Was die Verfilmung von Theaterstücken angehe, halte er es, sagte Romuald Karmakar gestern auf der Pressekonferenz, mit Andre Bazin. Fatih Akin antwortete heute auf die Frage, wie nah ihm sein Film "Gegen die Wand" sei: Diese Geschichte sei ein Pickel gewesen, den er endlich mal ausdrücken musste. Zwischen diesen Worten liegen die Welten, die Akin von Karmakar trennen. Wo beim einen Kalkül ist, Kunstverstand und Distanz, da setzt der andere sein Vertrauen in die Geschichte, die Darsteller und die Gewalten, die deren Energie heraufbeschwören kann. Exzellent, das ist die Pointe des Vergleichs, ist der eine Film wie der andere.

"Gegen die Wand" beginnt als Tragikomödie, jagt Cahit und Sibel in Selbstmordversuchen aufeinander. Sie will raus aus der Welt, die sie gefangen hält. Die Welt der türkischen Familie, in der die Männer die Aufgabe haben, die Ehre der Frauen zu bewahren. Koste es, was das wolle, buchstäblich, denn das geht bis zum Mord. Cahit andererseits ist ein Loser über vierzig, jobbt, nimmt Drogen, erwähnt, aber nie weiter ausgeführt wird die Vorgeschichte: Er war verheiratet, was aus Katharina geworden ist, erfahren wir nicht. Sibel sieht erst im Selbstmord, dann in der falschen Heirat mit Cahit den einzigen Ausweg. Sie will frei sein, sie will schlafen, mit wem sie will. Dann verliebt sich Cahit in sie. Der Film schlägt um, nicht mit einem Mal, sondern mit aller Konsequenz, in die Tragödie.

Es ist nicht die letzte Wendung, die er nimmt und nicht die erste, die man ihm mit blindem Vertrauen abnimmt. Die zugrunde liegende Dramaturgie gehorcht keinem der Gesetze, die man in Drehbuchkursen gelehrt bekommt, sie gehorcht auch keiner Logik, die außerhalb der Konstellationen, die der Film entwirft, einleuchten würde. Und doch, das ist das Fabelhafte, glaubt man ihm. Nichts an "Gegen die Wand" ist perfekt - während in Karmakars "Die Nacht singt ihre Lieder" (mehr) alles perfekt ist. Die Hauptdarstellerin ist direkt von der Straße gecastet, gerade der Mangel an professionellem Handwerk bekommt der Figur ausgezeichnet. Akin hat kein großes künstlerisches Konzept, das ist alles mit sehr viel mehr Intuition als Bewusstsein hingehauen, Bild für Bild. Aber es stimmt. Es passt. Es hat Kraft. Eine Komödie, eine Tragödie, eine Tragikomödie. Ein trauriges, ein versöhnliches, ein leises Ende. Viel Beifall von der Presse.

Ekkehard Knörer

"Gegen die Wand". Regie: Fatih Akin. Mit Birol Unel, Sibel Kekilli, Catrin Striebeck u.a., Deutschland 2003, 123 Minuten (Wettbewerb)
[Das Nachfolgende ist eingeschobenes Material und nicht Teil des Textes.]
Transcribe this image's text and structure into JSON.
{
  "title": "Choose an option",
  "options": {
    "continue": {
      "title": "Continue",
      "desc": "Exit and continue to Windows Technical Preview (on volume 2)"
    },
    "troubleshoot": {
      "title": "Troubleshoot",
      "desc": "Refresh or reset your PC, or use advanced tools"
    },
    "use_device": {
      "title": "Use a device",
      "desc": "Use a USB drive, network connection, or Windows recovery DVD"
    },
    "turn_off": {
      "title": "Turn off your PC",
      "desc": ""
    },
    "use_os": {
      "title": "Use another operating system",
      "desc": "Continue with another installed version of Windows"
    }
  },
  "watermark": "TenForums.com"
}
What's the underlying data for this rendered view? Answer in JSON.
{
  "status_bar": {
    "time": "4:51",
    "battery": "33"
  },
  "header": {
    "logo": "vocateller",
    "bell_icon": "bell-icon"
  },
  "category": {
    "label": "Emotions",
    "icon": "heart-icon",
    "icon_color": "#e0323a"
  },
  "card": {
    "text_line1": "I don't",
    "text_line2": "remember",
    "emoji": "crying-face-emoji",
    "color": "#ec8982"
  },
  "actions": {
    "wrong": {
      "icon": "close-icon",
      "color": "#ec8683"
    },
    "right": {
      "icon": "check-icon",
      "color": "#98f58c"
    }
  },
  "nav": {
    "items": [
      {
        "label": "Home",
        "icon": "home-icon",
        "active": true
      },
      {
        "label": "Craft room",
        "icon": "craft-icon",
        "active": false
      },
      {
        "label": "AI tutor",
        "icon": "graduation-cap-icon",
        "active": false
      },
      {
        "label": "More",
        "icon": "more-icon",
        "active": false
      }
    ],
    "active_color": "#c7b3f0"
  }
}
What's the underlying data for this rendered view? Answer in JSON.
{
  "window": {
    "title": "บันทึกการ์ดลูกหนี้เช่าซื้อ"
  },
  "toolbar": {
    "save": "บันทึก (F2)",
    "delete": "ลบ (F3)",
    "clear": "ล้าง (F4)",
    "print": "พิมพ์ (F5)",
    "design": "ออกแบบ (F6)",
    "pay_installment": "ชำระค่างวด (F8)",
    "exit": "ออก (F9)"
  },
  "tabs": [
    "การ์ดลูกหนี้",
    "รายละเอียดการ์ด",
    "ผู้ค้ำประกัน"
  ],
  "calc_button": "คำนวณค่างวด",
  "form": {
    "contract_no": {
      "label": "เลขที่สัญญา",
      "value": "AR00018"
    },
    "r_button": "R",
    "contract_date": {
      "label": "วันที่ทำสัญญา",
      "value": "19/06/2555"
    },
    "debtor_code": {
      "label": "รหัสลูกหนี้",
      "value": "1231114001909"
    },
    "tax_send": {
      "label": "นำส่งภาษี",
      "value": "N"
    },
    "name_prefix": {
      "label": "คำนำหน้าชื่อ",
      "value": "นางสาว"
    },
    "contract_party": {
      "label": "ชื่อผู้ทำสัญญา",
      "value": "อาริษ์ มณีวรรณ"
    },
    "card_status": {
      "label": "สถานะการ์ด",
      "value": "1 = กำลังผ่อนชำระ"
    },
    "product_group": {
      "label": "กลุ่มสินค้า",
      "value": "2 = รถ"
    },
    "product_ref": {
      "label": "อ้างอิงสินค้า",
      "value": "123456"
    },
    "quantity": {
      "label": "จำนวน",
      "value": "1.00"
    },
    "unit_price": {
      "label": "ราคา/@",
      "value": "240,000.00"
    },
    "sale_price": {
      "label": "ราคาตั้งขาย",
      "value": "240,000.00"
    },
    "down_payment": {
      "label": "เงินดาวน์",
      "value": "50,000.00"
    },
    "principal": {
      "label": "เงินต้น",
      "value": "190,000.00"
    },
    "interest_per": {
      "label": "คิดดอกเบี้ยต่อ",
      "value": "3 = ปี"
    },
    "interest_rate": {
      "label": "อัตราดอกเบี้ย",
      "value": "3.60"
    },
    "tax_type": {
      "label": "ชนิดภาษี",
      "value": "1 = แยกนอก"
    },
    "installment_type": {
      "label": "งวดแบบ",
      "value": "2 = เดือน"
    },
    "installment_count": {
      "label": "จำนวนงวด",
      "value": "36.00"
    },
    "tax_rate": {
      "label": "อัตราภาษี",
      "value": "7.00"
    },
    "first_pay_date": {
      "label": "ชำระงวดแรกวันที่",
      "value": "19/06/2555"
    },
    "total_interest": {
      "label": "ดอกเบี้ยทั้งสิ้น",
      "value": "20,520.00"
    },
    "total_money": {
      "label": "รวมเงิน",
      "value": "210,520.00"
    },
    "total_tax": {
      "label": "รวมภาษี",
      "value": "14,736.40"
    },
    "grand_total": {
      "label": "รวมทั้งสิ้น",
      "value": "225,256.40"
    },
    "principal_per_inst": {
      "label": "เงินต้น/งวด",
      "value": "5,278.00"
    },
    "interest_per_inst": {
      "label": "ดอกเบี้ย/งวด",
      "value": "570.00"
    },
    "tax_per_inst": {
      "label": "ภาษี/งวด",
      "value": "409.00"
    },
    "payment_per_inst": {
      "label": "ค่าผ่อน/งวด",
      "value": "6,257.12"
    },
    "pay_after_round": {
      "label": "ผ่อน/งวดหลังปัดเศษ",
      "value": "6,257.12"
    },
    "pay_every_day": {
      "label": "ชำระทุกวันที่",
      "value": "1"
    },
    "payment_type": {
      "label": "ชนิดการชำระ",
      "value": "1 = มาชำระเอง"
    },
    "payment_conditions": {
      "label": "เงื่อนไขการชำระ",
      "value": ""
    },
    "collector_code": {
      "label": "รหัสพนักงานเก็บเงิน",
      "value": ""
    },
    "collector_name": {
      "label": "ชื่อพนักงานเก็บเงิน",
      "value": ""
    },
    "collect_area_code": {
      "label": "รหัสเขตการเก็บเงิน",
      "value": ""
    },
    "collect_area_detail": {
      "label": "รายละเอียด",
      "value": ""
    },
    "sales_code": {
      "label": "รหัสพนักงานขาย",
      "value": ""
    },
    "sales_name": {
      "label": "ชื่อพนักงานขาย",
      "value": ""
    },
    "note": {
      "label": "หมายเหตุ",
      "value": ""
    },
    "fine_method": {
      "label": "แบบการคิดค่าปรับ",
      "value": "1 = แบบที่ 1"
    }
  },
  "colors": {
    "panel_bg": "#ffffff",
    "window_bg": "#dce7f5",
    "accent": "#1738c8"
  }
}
Moderne essen Seele auf: "Baober in Love" von Li Shaohong

Ein kleines Mädchen läuft durch die Straßen einer alten Stadt, von Bulldozern verfolgt. Sie flieht in ihr ärmliches Haus, da greifen die Bagger zu und reißen das Dach ab. Von oben, durch das riesige Loch sehen wir, wie sie uns mit entsetzten Augen anstarrt. Die Wände fallen, das Mädchen schreit und schreit, während rings um sie glitzernde weiße Hochhäuser aus dem Boden schießen. Es ist als stünde man in einem Zauberwald von Max Reinhardt. Zack, ist die alte Stadt ist einer ganz neuen, modernen gewichen. Die Schnelligkeit, mit der sich China verwandelt und der dadurch ausgelöste Schock, beschrieben in einer einzigen Szene von vielleicht 30 Sekunden. Besser als die Regisseurin Li Shaohong kann man es nicht machen. Es ist ein großartiger Einstieg in einen Film, der die Geschichte dieses kleinen Mädchens erzählt. Baober ist inzwischen erwachsen. Sie sieht absolut modern aus und leicht irre, mit ihrer strubbeligen Perücke und den aufgerissenen Augen.

Baober findet ein Videoband, auf dem ein junger Mann, Liu Zhi, erzählt, wie sehr ihn sein Leben nervt, das endloses Handygeklingel, die immer geschäftigen Leute, seine Freundin und ihre superschicke Wohnung: Aber "nur in meinen Träumen rufe ich 'Revolution'!" Liu Zhi sehnt sich nach einem Mädchen, dass ihn "einfach umhaut". Baober glaubt, eine verwandte Seele gefunden zu haben. Als sich die beiden verlieben und in eine leere Fabrik ziehen, besitzen sie nicht mehr als zwei Taschen und zwei Bambusmatten. Doch das Glück ist nicht von Dauer. Liu Zhi, der doch eigentlich auf all die wichtigen Utensilien der Moderne keinen Wert mehr legt, fühlt sich dort unbehaglich. Plötzlich will er Gardinen, ein rotes Sofa, eine Küche, einen Tisch für seinen Computer. Und wieder wächst in Sekundenschnelle alles aus dem Boden - Tische, Sofas, Regale - Dinge, die Baorber wie Gefängnisstäbe umgeben. Als Liu Zhi erkennt, was er damit angerichtet hat, ist es zu spät.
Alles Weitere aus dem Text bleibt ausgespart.